Huggable paediatric technology
The second medical teddy to make an appearance in the Social Tech Guide – but whereas Jerry the Bear has been designed to educate children about diabetes, this ted is diagnostic: inside its paws are sensors that track a child’s vital signs each time he or she takes his hands or puts his paws to their forehead.
These sensors give health professionals readings of heart rate, oxygen saturation, body temperature and stress levels, sent by Bluetooth to a tablet, smartphone or web application. But why use a teddy to do this?
Apparently, the stress of medical examinations tends to skew these sorts of data readings to such an extent that they are unusable. ‘What nurses actually do,’ says CEO Josipa Majić, ‘is give the child a cuddly toy as a distraction. So we thought, why not let the bear do the nurse’s job?’
The teddy, which has sensors in each arm, a data unit in his belly and a fur exterior you can wash at 90 degrees to stop cross-contamination in hospitals, retails at $169. It takes between five and seven seconds for him to generate a reading (nurses tell the child they’ll feel better if they squeeze the toy’s paw) and on average it does this five times an hour. This increases the accuracy of data because the child is in a neutral emotional state, and the number of readings – up to 70 a day – means that doctors can better establish trends or track improvements. It also cuts nurse time by 90 minutes.

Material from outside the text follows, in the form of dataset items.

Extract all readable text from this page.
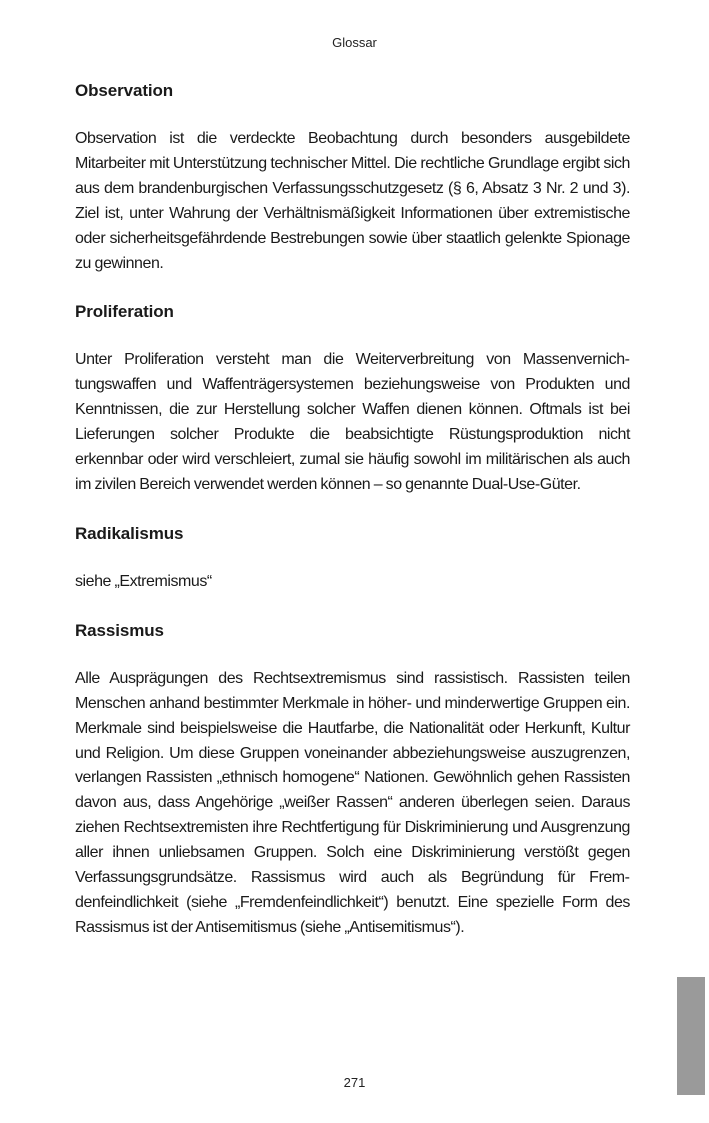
Glossar

Observation

Observation ist die verdeckte Beobachtung durch besonders ausgebildete Mitarbeiter mit Unterstützung technischer Mittel. Die rechtliche Grundlage ergibt sich aus dem brandenburgischen Verfassungsschutzgesetz (§ 6, Absatz 3 Nr. 2 und 3). Ziel ist, unter Wahrung der Verhältnismäßigkeit Informationen über extremistische oder sicherheitsgefährdende Bestrebungen sowie über staatlich gelenkte Spionage zu gewinnen.

Proliferation

Unter Proliferation versteht man die Weiterverbreitung von Massenvernichtungswaffen und Waffenträgersystemen beziehungsweise von Produkten und Kenntnissen, die zur Herstellung solcher Waffen dienen können. Oftmals ist bei Lieferungen solcher Produkte die beabsichtigte Rüstungsproduktion nicht erkennbar oder wird verschleiert, zumal sie häufig sowohl im militärischen als auch im zivilen Bereich verwendet werden können – so genannte Dual-Use-Güter.

Radikalismus

siehe „Extremismus“

Rassismus

Alle Ausprägungen des Rechtsextremismus sind rassistisch. Rassisten teilen Menschen anhand bestimmter Merkmale in höher- und minderwertige Gruppen ein. Merkmale sind beispielsweise die Hautfarbe, die Nationalität oder Herkunft, Kultur und Religion. Um diese Gruppen voneinander abbeziehungsweise auszugrenzen, verlangen Rassisten „ethnisch homogene“ Nationen. Gewöhnlich gehen Rassisten davon aus, dass Angehörige „weißer Rassen“ anderen überlegen seien. Daraus ziehen Rechtsextremisten ihre Rechtfertigung für Diskriminierung und Ausgrenzung aller ihnen unliebsamen Gruppen. Solch eine Diskriminierung verstößt gegen Verfassungsgrundsätze. Rassismus wird auch als Begründung für Fremdenfeindlichkeit (siehe „Fremdenfeindlichkeit“) benutzt. Eine spezielle Form des Rassismus ist der Antisemitismus (siehe „Antisemitismus“).

271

The teddy was developed by Majić and fellow Zagreb University graduate student Ana Burica. They’ve taken €500,000 in pre-orders since July 2013 (chiefly from big US pharmaceutical companies which are donating them to hospitals) and began shipping in April. The toy’s target age group is 2 to 6, and it is programmed to play their favourite song. ‘It’s Disneyland meets hospital,’ says Majić.